Podemos observar que são diversas as formas que o assédio moral no trabalho é praticado. Além dos atos explícitos mais simples de serem identificados, há os atos sutis, a violência velada repetida diariamente sem que a vítima necessariamente consiga perceber ou nomear: o isolamento por exemplo, cujo objetivo é sempre desmobilizar a vítima para que ela não seja mais capaz de responder, ficando totalmente vulnerável no contexto. Hirigoyen (2012) denomina o assédio como a patologia da solidão, pois as pessoas isoladas são prioritariamente as mais ameaçadas; as que possuem aliados ficam protegidas.
Mas existem outras maneiras de desmobilizar ou desvitalizar as vítimas como, por exemplo, deixá-la em dúvida sobre o seu trabalho por meio de ataques pessoais repetidos ou lançando um volume de trabalho muito além do possível para que o outro não suporte a demanda e cometa erros ou até mesmo peça demissão. Afinal, não fornecer a uma pessoa as ferramentas e as informações necessárias para a realização da atividade é uma estratégia eficaz de demonstrar a sua ineficiência.
Independentemente do modo, no assédio o que se torna mais degradante é a pessoa sofrê-lo e nem saber exatamente a origem disso. Observa-se que esse tipo de violência está mais ligado às características pessoais de quem sofre do que propriamente os seus atributos profissionais; nesse sentido, uma pessoa pode ser colocada à margem, ser maltratada ou humilhada, sem que lhe digam por que está sendo acusada. Tudo o que ela pode fazer é supor e lidar com as suas dores, como se fosse inadequada por ser de um determinado jeito ou característica. E, na tentativa de buscar uma compreensão e fechar uma narrativa que justifique esse entendimento, as vítimas frequentemente se perdem em meio a questionamentos infrutíferos, muitas vezes, inclusive ajustando o seu comportamento para pertencer a determinado grupo social. E isso se torna tão enfadonho que o adoecimento aparece.
O assédio moral e sexual tem ganhado grande repercussão diante de toda a conjuntura social e política que estamos vivendo. Os prejuízos emocionais e econômicos são enormes para as empresas, para as pessoas e para as famílias de modo geral. É preciso nos unirmos para legitimar abordagens mais compassivas se quisermos vivenciar alguma transformação positiva na sociedade.
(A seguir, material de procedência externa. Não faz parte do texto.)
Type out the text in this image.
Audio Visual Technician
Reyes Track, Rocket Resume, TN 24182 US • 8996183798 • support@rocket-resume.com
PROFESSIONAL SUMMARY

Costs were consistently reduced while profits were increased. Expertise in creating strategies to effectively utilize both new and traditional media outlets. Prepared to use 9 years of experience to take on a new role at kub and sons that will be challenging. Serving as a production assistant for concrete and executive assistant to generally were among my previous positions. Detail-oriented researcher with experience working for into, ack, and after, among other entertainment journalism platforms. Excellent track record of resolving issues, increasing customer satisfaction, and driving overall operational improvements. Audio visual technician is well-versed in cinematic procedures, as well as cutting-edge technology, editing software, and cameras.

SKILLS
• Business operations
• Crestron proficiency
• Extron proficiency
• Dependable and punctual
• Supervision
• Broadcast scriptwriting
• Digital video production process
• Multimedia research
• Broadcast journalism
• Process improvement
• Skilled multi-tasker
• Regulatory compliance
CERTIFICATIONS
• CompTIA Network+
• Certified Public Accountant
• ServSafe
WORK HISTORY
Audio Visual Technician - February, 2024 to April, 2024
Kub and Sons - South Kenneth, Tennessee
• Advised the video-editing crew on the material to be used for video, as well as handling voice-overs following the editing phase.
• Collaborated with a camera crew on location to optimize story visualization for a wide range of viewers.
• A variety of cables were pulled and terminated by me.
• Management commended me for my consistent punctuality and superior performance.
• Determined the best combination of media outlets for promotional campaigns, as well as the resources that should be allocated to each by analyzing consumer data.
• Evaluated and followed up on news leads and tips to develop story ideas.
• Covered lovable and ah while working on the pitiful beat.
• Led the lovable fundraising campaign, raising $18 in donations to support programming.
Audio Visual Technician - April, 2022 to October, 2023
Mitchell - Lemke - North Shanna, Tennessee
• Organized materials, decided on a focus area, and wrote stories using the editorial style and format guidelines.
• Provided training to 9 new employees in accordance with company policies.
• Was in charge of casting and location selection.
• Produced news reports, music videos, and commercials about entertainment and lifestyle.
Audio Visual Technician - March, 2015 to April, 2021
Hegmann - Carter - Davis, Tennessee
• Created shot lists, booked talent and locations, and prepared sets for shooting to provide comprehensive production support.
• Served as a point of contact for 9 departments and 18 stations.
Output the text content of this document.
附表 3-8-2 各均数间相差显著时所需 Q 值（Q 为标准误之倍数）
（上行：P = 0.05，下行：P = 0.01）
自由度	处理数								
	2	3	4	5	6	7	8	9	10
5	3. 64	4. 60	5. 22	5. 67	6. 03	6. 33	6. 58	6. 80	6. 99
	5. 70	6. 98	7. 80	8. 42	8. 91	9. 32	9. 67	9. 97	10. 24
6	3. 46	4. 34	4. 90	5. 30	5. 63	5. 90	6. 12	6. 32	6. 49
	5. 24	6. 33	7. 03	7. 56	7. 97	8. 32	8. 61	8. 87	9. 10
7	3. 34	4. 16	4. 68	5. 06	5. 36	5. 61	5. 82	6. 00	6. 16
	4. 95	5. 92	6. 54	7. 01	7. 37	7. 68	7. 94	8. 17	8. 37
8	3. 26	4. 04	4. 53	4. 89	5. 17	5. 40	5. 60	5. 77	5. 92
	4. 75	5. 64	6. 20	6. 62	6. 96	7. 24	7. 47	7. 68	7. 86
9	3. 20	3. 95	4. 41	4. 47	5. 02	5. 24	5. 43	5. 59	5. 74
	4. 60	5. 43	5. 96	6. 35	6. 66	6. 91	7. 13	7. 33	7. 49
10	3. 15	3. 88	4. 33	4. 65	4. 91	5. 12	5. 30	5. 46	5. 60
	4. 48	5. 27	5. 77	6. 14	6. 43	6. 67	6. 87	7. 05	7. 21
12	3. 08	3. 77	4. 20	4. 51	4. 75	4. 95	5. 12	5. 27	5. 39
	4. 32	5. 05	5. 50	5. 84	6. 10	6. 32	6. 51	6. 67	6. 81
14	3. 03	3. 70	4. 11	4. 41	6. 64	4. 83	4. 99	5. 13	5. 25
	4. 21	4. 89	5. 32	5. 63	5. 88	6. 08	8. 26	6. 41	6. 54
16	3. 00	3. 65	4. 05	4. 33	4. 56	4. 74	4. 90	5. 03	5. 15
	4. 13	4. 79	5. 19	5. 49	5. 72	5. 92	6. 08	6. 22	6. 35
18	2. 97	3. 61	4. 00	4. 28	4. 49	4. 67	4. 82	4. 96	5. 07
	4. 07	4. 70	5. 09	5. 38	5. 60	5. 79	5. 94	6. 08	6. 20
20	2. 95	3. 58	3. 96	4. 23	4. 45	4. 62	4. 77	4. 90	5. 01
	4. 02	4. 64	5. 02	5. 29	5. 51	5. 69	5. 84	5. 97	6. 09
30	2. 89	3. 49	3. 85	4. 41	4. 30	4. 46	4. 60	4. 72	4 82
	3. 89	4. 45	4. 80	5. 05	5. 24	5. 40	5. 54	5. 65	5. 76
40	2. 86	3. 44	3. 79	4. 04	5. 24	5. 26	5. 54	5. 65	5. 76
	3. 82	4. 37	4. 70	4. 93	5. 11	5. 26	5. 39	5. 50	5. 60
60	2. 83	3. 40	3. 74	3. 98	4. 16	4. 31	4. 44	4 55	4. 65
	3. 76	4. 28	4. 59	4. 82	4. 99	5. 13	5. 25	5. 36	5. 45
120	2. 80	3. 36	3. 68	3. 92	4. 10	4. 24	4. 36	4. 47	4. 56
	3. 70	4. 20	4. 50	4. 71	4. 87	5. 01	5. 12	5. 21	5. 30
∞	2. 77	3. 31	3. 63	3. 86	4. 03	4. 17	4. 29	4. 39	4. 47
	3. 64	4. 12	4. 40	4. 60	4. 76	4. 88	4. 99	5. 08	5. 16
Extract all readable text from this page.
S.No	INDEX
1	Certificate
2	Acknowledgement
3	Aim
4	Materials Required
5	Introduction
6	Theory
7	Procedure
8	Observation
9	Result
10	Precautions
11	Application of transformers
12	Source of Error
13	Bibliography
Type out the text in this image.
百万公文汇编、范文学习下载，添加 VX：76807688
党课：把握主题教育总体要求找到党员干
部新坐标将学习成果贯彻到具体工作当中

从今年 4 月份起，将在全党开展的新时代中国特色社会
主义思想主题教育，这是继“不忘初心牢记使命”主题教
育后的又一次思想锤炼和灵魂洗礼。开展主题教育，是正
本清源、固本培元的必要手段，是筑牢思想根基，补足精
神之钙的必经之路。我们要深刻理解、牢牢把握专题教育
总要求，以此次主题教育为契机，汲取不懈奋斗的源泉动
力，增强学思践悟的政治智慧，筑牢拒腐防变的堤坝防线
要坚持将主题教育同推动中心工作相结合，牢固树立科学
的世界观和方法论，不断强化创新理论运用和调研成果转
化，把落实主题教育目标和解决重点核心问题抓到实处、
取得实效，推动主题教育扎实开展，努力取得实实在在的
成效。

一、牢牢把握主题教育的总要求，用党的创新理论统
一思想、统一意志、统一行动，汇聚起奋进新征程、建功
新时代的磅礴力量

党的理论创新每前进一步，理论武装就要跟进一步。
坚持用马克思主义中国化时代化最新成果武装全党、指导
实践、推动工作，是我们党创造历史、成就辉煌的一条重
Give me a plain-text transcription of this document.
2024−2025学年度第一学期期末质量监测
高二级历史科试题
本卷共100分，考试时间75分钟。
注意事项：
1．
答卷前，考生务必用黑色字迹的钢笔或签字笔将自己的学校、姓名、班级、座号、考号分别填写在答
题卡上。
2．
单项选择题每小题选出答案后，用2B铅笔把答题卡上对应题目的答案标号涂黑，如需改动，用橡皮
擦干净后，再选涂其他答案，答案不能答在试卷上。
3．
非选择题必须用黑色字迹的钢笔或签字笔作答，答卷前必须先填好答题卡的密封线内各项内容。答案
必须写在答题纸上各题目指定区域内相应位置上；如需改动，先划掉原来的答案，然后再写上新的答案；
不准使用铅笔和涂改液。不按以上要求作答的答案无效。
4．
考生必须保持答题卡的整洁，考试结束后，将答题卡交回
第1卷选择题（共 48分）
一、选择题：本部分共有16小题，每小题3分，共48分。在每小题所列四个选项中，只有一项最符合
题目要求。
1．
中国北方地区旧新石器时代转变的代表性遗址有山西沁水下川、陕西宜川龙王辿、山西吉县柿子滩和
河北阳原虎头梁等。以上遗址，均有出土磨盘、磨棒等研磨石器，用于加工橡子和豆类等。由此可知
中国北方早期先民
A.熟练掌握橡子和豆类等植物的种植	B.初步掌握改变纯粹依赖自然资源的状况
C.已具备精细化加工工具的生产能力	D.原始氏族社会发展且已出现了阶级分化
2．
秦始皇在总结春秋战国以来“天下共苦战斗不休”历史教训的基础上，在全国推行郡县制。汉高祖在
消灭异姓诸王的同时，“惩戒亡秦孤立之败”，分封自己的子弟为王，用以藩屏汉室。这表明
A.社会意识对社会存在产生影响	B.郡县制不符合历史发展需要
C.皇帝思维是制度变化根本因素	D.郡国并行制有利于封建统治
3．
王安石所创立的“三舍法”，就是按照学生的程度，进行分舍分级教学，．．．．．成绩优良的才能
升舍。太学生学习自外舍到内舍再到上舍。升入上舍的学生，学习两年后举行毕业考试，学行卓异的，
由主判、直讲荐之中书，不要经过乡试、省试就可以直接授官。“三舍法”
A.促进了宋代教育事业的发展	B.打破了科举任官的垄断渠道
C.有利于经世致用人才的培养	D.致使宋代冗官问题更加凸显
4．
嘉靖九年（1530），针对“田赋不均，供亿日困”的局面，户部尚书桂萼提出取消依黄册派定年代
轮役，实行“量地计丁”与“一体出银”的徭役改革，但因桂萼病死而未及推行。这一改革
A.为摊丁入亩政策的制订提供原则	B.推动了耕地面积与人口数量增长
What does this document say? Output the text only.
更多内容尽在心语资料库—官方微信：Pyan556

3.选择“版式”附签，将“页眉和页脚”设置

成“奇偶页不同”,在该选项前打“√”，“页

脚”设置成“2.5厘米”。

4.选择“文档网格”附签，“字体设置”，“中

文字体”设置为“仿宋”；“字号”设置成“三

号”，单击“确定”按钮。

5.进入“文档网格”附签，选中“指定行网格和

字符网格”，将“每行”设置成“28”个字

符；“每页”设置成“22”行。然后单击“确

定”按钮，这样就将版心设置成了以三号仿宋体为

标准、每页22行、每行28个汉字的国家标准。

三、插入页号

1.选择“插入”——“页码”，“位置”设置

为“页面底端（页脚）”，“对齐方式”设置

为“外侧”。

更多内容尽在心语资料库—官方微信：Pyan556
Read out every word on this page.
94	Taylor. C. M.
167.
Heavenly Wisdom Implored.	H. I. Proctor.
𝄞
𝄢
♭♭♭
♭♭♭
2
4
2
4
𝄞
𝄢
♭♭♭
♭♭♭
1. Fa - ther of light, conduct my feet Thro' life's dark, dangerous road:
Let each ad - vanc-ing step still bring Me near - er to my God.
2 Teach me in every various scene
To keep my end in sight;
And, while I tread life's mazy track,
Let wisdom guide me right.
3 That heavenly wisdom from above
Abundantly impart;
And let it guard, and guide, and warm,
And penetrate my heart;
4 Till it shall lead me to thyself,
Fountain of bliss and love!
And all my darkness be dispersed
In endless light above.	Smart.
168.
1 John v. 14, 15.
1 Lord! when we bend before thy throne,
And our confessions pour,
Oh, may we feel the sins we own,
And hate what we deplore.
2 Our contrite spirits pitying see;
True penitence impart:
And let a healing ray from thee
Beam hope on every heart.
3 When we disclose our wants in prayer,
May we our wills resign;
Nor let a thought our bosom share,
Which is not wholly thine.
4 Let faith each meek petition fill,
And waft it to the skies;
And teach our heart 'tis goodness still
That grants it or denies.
Sabemos que as camadas de transformação são profundas principalmente quando se pensa na origem do assédio. Porém, é possível encontrar soluções por meio dos atos de cuidado e compaixão que exercemos em nosso dia a dia; no caso das empresas, existem diversas possibilidades para diminuir esse e outros tipos de violência e transformar um ambiente melhor para se viver e trabalhar, como o estabelecimento de políticas eficazes de recursos humanos, canais de denúncias que investiguem os comportamentos contraproducentes que ferem os valores e os pilares de cada organização, o estabelecimento de palestras e diálogos que visem maior consciência dos colaboradores, ações de desenvolvimento de habilidades socioemocionais e de não violência, a construção de uma cultura que promova saúde e produtividade. As empresas exercem um poder de influência gigante na sociedade e são pilares importantes de transformação. Todas essas medidas podem gradativamente ensinar e ampliar para novas formas de se relacionar com as pessoas construindo um mundo melhor.